「アンフェア」という映画の撮影があった。
太田市役所を使ってもらえるのは初めてだけに私もうきうきだった。エキストラを募集したら500人を超えた。「よくここまで集まったね」が感想だ。
「わたらせフィルムコミッション」というNPOの方が見えられて「太田の人にできるだけでていただくようにしました」といってくれた。ありがたい話でお礼をいった。
前のブログで撮影の紹介とエキストラ募集の告知をした。
「あれはまずいんじゃないですか。いっぱい集まってきて混乱しますよ」とだれかにいわれた。「市長のブログなんか若い者たちはみてはいないよ。気にすることなんかないよ」私は軽くいなしたけど、心の中は「ひょっとかして」と心配が残った。
プロデューサーが見えられたが、そのとき何かいわれるかと思ったが何もいわれなかった。
エキストラって女性が多かったみたい。男に比べて、女性は何にでも積極的だ。
「集まりぐあいはどう?」「男が不足しているようなんで職員に呼びかけています」
40歳以上が10人、それ以下が5~6人ということだった。端役であっても通行人であっても映画にでられるなんていい話ではないか。
「市長も初老の見物人かなにかで」なんていわれたが、とんでもない。初老の人たちは私を含めて、概してはにかみ屋が多い。
その日は1日中用事があった。夕方、役所に着いた。
駐車場にはパトカーがあったり、護送車があったり、ロケに使ったのであろう大道具、小道具が所狭しと陣取ったままだった。正面玄関にはステンレスでできたシャッターが下りていて、それを撤去しているところだった。
5時からFM太郎で「篠原涼子さんとのいまどきトーク」が予定されていた。
友達に役所まで送ってもらった。駐車場はガードマンがいて「ここからは入れません」といわれるにきまっているからだ。行ってみてそのとおりであった。

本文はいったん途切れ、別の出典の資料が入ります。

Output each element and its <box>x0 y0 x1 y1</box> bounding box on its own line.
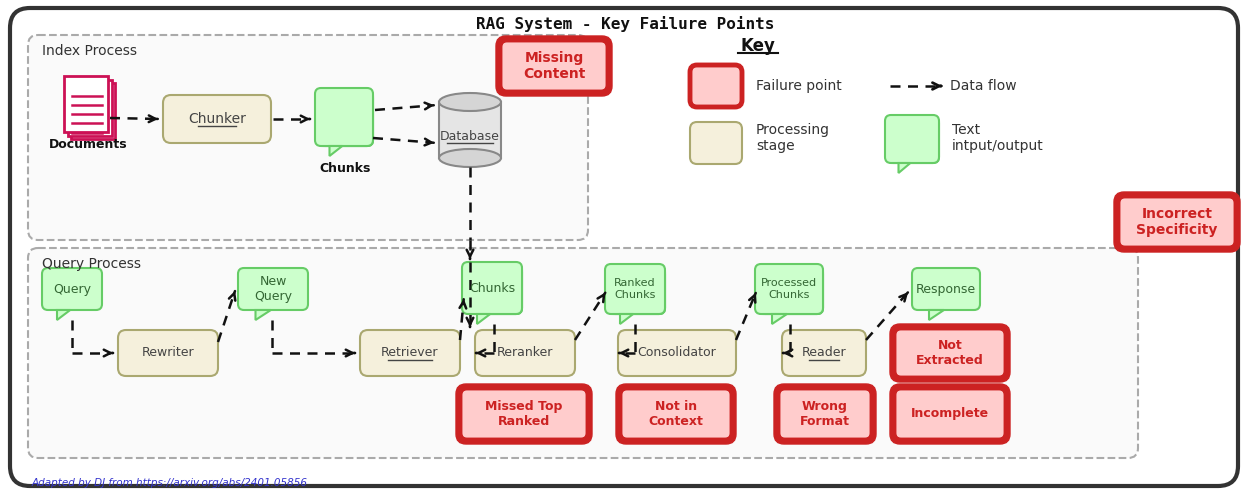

「市長だから・・」というので特別扱いはきらいだ。歩いて入るにはそれほどの抵抗はされない。
福祉会館内のFM太郎のスタジオに着いたのは5時ちょっと前。撮影で疲れているのに、私のトーク番組にでてもらえるとは・・。生で見るのは初めてだし、話なんかできるとは考えてもいなかった。率直にうれしい。

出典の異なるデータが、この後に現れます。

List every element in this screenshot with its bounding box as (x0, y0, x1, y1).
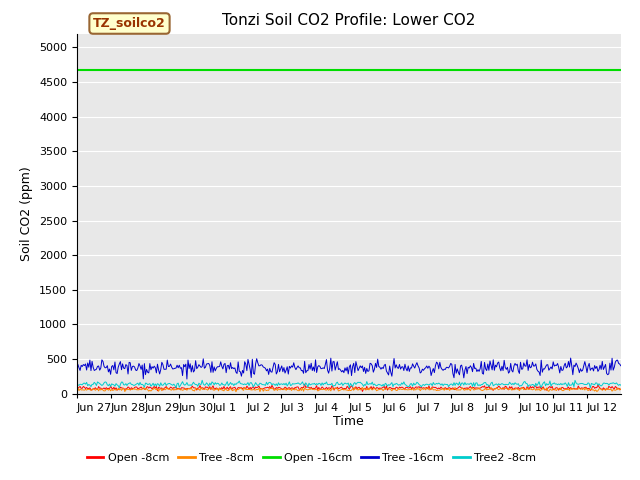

「時間前ですが、早めにやりますか」アシスタントディレクターの方がいう。
どんなトークをしたらいいのか、頭は真っ白である。だから「いつでもけっこうですよ」と答える。
小顔のすらっとした女性がFM太郎に現われた。篠原涼子さんである。
女優というのはすまし顔でとっつきにくい存在というのが先入観としてある。彼女は売れっ子である。歌謡ショーなどで歌手と立ち話しをしたりする。作り笑いはするが「私は歌手よ」というプライドのようなものを感じることが多い。ところが・・・
「(撮影では)ほんとうにお世話になりました」
第一声がこれである。こっちがわくわくさせてもらったり、人気者の女優さんと話をさせていただいたり感謝しなければいけないのに、「礼儀正しい人だなあ」という気持ちにさせた。
「14歳ころですか、歌手になりたいと思ったのは。写るんです、で自分で写真をとってオーディションを受けたんです」
「太田におばさんがいて、よく太田にはきました」
「映画は単にドンパチではありません。テレビでもよかったし、この映画は親と子の愛情もありきっと満足いただけますよ」
このトークは11月28日(火)の12時半から放送します。聴いてください。よくおしゃべりしてくれました。
「どんな映画を見るんですか」と質問された。
「ALWAYS3丁目の夕日とか・・半落ちとか」古い映画しか頭に浮かばなかった。「やはり古いなあ」と思われたにちがいない。「花田少年・・」とか「海猿」とかいえばよかったかな。あるいは昨日でも映画を見てきておいて「・・」といえばよかったかな。後に残る反省であった。
「監督が清水市長さんを知っているようで、お礼にとこれを渡されました」
発砲スチロールの大きな箱を渡された。中にはお母さんの名刺がついていた。監督は松井田出身のようだった。中身? 内緒です。
私も尾島でつくった「麦とろ焼酎」でも渡せばよかった、と反省である。そうそう、18日も撮り残しがあるようで、そこで用意できればと思っている。
3月に封切り。初日に映画館に出かけたい。